Khalil Ladler was the lone defensive departure among the five transfers with Ladler, like Grimsley, seeing his playing time decrease after Chamarri Conner took the starting nickelback/whip linebacker spot away from him. Ladler is a more than capable defensive back who can definitely start at the Group of 5 level and is smart to look for a starting job elsewhere with Ladler having no path to one in Blacksburg.

Phil Patterson surprised some especially with Damon Hazelton's decision to transfer, but Patterson was definitely not going to be the frontrunner to replace Hazelton. Right now, that frontrunner is Kaleb Smith with Tech also in pursuit of Marshall WR Obi Obialo even before the news officially broke about Patterson. Patterson likely saw that while he could provide valuable depth at WR in 2020, his path to a starting role was smaller in Blacksburg than it would be elsewhere and as such, is looking out for his NFL dreams.

Caleb Steward was buried on the depth chart at running back and though he did receive some carries, it was clear that not only now sophomore Keshawn King is way ahead of him on the depth chart, but also redshirt freshman Tahj Gary also looked like he was ahead of Steward. Steward's path to major playing time was almost nonexistent in Blacksburg with Steward being the type of player that you would expect to transfer, especially given how Tech added more running backs that would have buried Steward farther down the depth chart.

The lone surprise is Jacoby Pinckney, the freshman WR who redshirted this past season. Pinckney was highly thought of when he was arrived in Blacksburg a part of an impressive WR class with Tayvion Robinson, Jaden Payoute, and Elijah Bowick. Pinckney's departure is harder to explain, but Tech still has both Payoute and Bowick, who seem likely to receive backup roles in 2020, while also not sitting back, recently offering 2020 three-star WR Dallan Wright to add more long term depth.

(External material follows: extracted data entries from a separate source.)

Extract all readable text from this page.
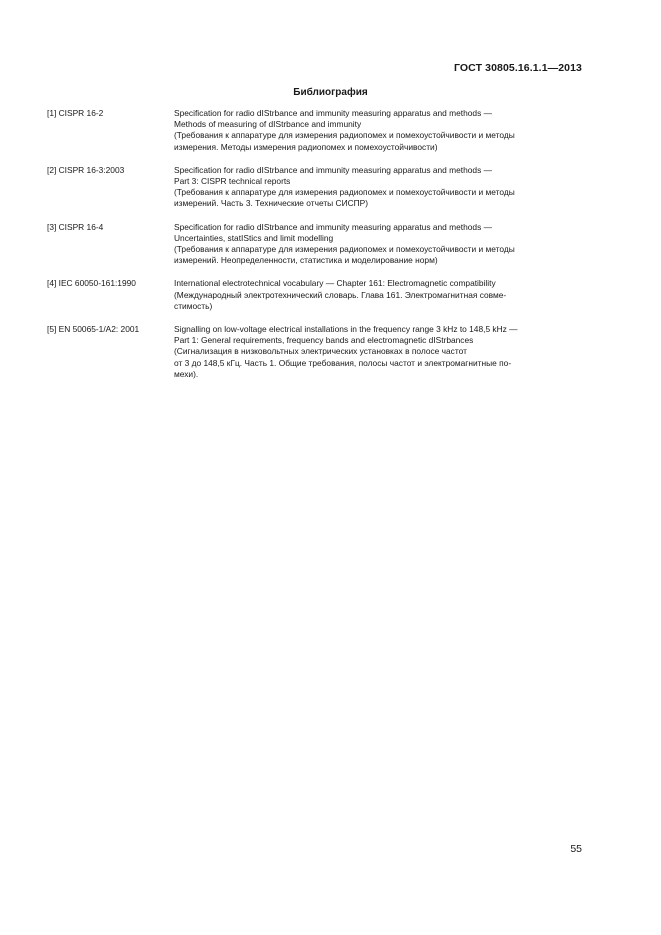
ГОСТ 30805.16.1.1—2013
Библиография
[1] CISPR 16-2	Specification for radio dIStrbance and immunity measuring apparatus and methods —
Methods of measuring of dIStrbance and immunity
(Требования к аппаратуре для измерения радиопомех и помехоустойчивости и методы
измерения. Методы измерения радиопомех и помехоустойчивости)
[2] CISPR 16-3:2003	Specification for radio dIStrbance and immunity measuring apparatus and methods —
Part 3: CISPR technical reports
(Требования к аппаратуре для измерения радиопомех и помехоустойчивости и методы
измерений. Часть 3. Технические отчеты СИСПР)
[3] CISPR 16-4	Specification for radio dIStrbance and immunity measuring apparatus and methods —
Uncertainties, statIStics and limit modelling
(Требования к аппаратуре для измерения радиопомех и помехоустойчивости и методы
измерений. Неопределенности, статистика и моделирование норм)
[4] IEC 60050-161:1990	International electrotechnical vocabulary — Chapter 161: Electromagnetic compatibility
(Международный электротехнический словарь. Глава 161. Электромагнитная совме-
стимость)
[5] EN 50065-1/A2: 2001	Signalling on low-voltage electrical installations in the frequency range 3 kHz to 148,5 kHz —
Part 1: General requirements, frequency bands and electromagnetic dIStrbances
(Сигнализация в низковольтных электрических установках в полосе частот
от 3 до 148,5 кГц. Часть 1. Общие требования, полосы частот и электромагнитные по-
мехи).
55
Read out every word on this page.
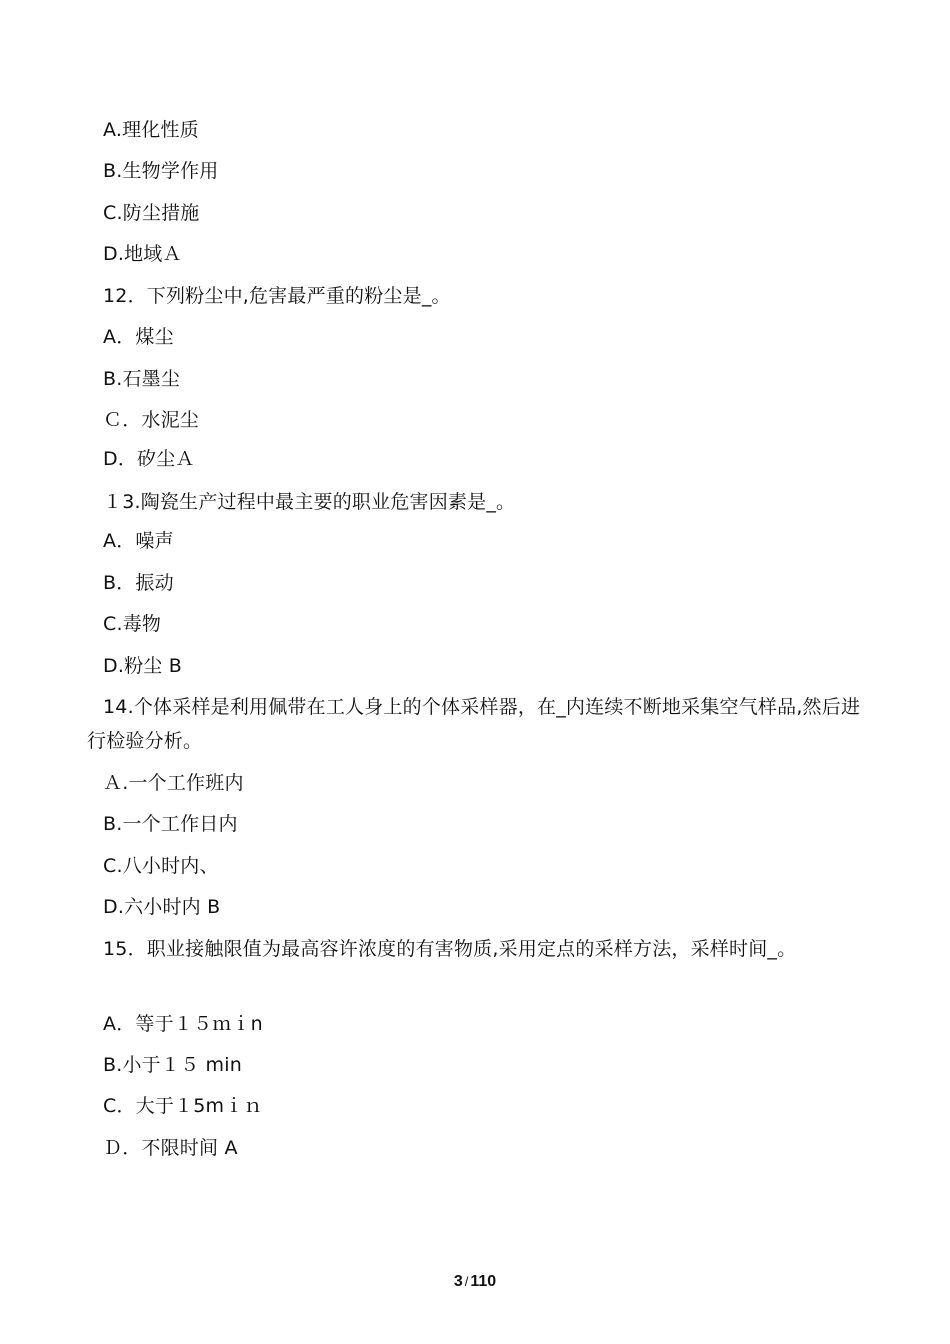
A.理化性质
B.生物学作用
C.防尘措施
D.地域Ａ
12．下列粉尘中,危害最严重的粉尘是_。
A．煤尘
B.石墨尘
Ｃ．水泥尘
D．矽尘Ａ
１3.陶瓷生产过程中最主要的职业危害因素是_。
A．噪声
B．振动
C.毒物
D.粉尘 B
14.个体采样是利用佩带在工人身上的个体采样器，在_内连续不断地采集空气样品,然后进行检验分析。
Ａ.一个工作班内
B.一个工作日内
C.八小时内、
D.六小时内 B
15．职业接触限值为最高容许浓度的有害物质,采用定点的采样方法，采样时间_。
A．等于１５ｍｉn
B.小于１５ min
C．大于１5mｉｎ
Ｄ．不限时间 A
3 / 110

Yes, you can't ignore the fact that these transfers, plus the transfer of Hazelton, caused a significant hit to the depth in the wide receiver room. However, while Hazelton was a surprise that definitely hurts in 2020, these transfers have a minimal impact other than shifting some depth guys up the depth chart. Tech also hasn't sat back either on their wide receiver depth chart with their heavy pursuit of Obialo and recent offer to Wright in pursuit of restoring their WR depth.

This has also given Tech some additional room under the 85-scholarship limit to pursue talented players like three-star CB Rashad Battle and three-star LB DJ Lundy along with other grad transfers to bring in help at more important places. Tech has likely known about these players' intentions for a while and is more than prepared unlike last year's surprise that led to the infamous #ItStartsNow team meeting.

Overall, not only did Tech not lose a single starter, but the Hokies also only lost a couple of contributing backups with either the pieces in town to replace them. Additionally, Tech has momentum for landing quality replacements in part via the same transfer portal that caused unnecessary panic among some Hokie fans on social media.

Welcome to 2020 and the outrage machine that can get fired up at any second, even for completely normal and reasonable happenings.